I think therefore I yam.
I've got a really good vegetable pun.
I’d tell you but I’m worried you’d think it’s too corny.
Egg-Plant a kiss on me.
My friend Jack claims that he can communicate with vegetables.
Jack and the beans talk.
My wife said I only eat white tasteless vegetables...
Well, not neciCelery.
What do you call the Commander of a vegetable army?
A kernel.
What is a DJs favorite vegetable?
A turnip.
Have you heard the new song from the band that entirely consists of vegetables?
It’s a master peas.
You're about half as likely to die from a vegetable pun as you artichoke.
What should you do if you drop a root vegetable face down?
Turnip over.
Did you hear the one about the apathetic vegetable?
It didn't carrot all.
Which vegetable is the most qualified?
Qualiflower.
This foundation is rock salad.
What is a vegetable's favourite part of the song?
When the beet drops!
I must confess that I've started stealing vegetables from the local grocery...
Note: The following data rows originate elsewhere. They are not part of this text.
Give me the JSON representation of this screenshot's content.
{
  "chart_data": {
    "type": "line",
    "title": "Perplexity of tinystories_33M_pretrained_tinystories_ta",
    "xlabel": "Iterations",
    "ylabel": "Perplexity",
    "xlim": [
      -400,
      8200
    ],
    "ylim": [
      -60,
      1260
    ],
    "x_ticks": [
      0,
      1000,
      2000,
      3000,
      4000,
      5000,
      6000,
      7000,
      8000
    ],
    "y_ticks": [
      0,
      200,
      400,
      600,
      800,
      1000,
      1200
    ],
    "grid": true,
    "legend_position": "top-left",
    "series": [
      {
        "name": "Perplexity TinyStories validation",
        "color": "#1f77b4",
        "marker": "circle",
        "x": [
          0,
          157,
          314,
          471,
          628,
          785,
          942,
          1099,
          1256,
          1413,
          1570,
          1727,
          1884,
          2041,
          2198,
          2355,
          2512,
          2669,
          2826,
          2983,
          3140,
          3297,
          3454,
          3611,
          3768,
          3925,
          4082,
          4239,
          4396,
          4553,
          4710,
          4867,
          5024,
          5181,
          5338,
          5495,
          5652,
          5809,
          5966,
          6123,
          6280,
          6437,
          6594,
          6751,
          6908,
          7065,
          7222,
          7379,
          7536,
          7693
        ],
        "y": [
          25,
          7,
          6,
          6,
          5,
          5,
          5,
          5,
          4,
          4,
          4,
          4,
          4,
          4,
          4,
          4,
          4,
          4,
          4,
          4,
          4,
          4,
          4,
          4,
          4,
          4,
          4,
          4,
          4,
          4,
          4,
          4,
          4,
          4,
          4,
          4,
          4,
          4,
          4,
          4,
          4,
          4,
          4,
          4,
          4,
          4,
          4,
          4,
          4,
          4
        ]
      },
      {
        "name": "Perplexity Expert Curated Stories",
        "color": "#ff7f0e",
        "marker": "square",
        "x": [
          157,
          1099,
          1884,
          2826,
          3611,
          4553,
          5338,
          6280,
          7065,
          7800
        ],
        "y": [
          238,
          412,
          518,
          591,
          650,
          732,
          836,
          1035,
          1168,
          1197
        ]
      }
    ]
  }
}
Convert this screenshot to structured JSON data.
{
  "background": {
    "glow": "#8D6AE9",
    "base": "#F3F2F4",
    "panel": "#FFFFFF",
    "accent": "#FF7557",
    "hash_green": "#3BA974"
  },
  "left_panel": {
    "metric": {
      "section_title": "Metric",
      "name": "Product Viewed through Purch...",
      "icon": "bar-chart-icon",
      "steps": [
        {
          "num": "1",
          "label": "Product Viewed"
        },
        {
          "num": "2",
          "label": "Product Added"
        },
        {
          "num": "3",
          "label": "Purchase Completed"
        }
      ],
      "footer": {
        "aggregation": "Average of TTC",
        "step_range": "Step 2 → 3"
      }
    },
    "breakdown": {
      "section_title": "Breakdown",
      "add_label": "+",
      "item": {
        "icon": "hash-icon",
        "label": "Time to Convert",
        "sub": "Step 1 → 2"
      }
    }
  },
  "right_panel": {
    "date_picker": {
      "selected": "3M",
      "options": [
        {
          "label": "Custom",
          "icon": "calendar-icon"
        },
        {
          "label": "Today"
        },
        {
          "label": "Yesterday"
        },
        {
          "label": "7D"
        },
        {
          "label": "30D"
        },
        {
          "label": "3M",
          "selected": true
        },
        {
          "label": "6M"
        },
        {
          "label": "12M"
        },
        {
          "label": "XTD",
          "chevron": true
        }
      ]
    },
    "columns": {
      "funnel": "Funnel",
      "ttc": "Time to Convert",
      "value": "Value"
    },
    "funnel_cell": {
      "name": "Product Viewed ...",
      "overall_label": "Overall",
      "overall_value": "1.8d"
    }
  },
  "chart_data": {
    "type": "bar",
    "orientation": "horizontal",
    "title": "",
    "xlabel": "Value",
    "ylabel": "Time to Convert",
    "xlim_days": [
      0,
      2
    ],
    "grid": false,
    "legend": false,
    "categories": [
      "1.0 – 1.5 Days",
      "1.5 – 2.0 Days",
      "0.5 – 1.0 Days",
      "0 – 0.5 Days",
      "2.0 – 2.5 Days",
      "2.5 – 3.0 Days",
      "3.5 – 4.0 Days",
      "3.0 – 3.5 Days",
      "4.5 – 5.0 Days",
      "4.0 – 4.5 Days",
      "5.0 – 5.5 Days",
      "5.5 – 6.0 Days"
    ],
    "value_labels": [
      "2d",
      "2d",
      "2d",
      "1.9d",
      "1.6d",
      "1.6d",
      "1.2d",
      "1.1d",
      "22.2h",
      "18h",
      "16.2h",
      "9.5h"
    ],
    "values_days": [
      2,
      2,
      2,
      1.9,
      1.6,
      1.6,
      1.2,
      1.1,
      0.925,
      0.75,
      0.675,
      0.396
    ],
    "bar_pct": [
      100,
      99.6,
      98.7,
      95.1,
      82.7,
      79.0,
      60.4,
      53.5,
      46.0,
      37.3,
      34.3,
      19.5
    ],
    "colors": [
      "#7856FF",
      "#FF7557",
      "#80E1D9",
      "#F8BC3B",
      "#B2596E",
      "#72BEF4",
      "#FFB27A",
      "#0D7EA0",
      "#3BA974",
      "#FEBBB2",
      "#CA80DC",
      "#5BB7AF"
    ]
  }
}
I can't help it! I get to the store and I have to take a leek!
Where does Thor grow his vegetables?
In his Asgarden.
I love you from my head tomato
I yam what I yam.
Good work, we’re raising your annual celery
Everybody romaine calm.
You used to call me on my cell-ery phone.
Time to celery-brate.
Bad vegetable puns are dreadful.
It’s a truly rotten experience.
What do you call a depressed vegetable
Despairagus.
Are you a vegan?
'Cause I yam.
Where do vegetables keep their money?
In the credit onion.
What vegetable did King Arthur pull from the stone?
Exparagus.
I need to take this picture for my instayam
A carrot went to a football game.
Wonder who it was rooting for.
What did the vicar use for his vegetable patch?
Lettuce spray.
What did the vegetable say at the party?
Lettuce turnip the beet!
I hope for world peas.
What do you call a vegetable planted at a whore house?
A brothel sprout.
What do you call a communist vegetable
a soviet onion.
What vegetable is kind of cool?
The Radish.
My wife asked if I'd be available to drain some vegetables next week.
I said I'd check my colander.
Trying to find a new place, I don’t need mushroom.
What is the executioner’s favorite vegetable?
A head of lettuce.
Who is the best kung fu vegetable?
Brocc lee.
What do you call it when vegetables have siblings?
Pumpkin.
What vegetable isnt allowed on cruise ships?
Leeks.
I'd tell you about a girl that eats nothing but vegetables,
but I'm sure you've herbivore.
What are a submissive's favorite vegetables?
Collared greens.
I've just been to court accused of sniffing the skins of vegetables and fruits.
I got off on a peel.
Too tired, I’m out of aspara-gas.
My brother turned into a vegetable.
I guess now he has fryngers and potatoes.
The veggie lover was a total stalk-er.
"Darling, shall we buy some vegetables for tonight?"
"Yes, lettuce!"
What are the best vegetables to sleep under?
a can of peas.
Did you hear about that show that tests the listening skills of vegetables?
Its tests the ears of its corn-testants.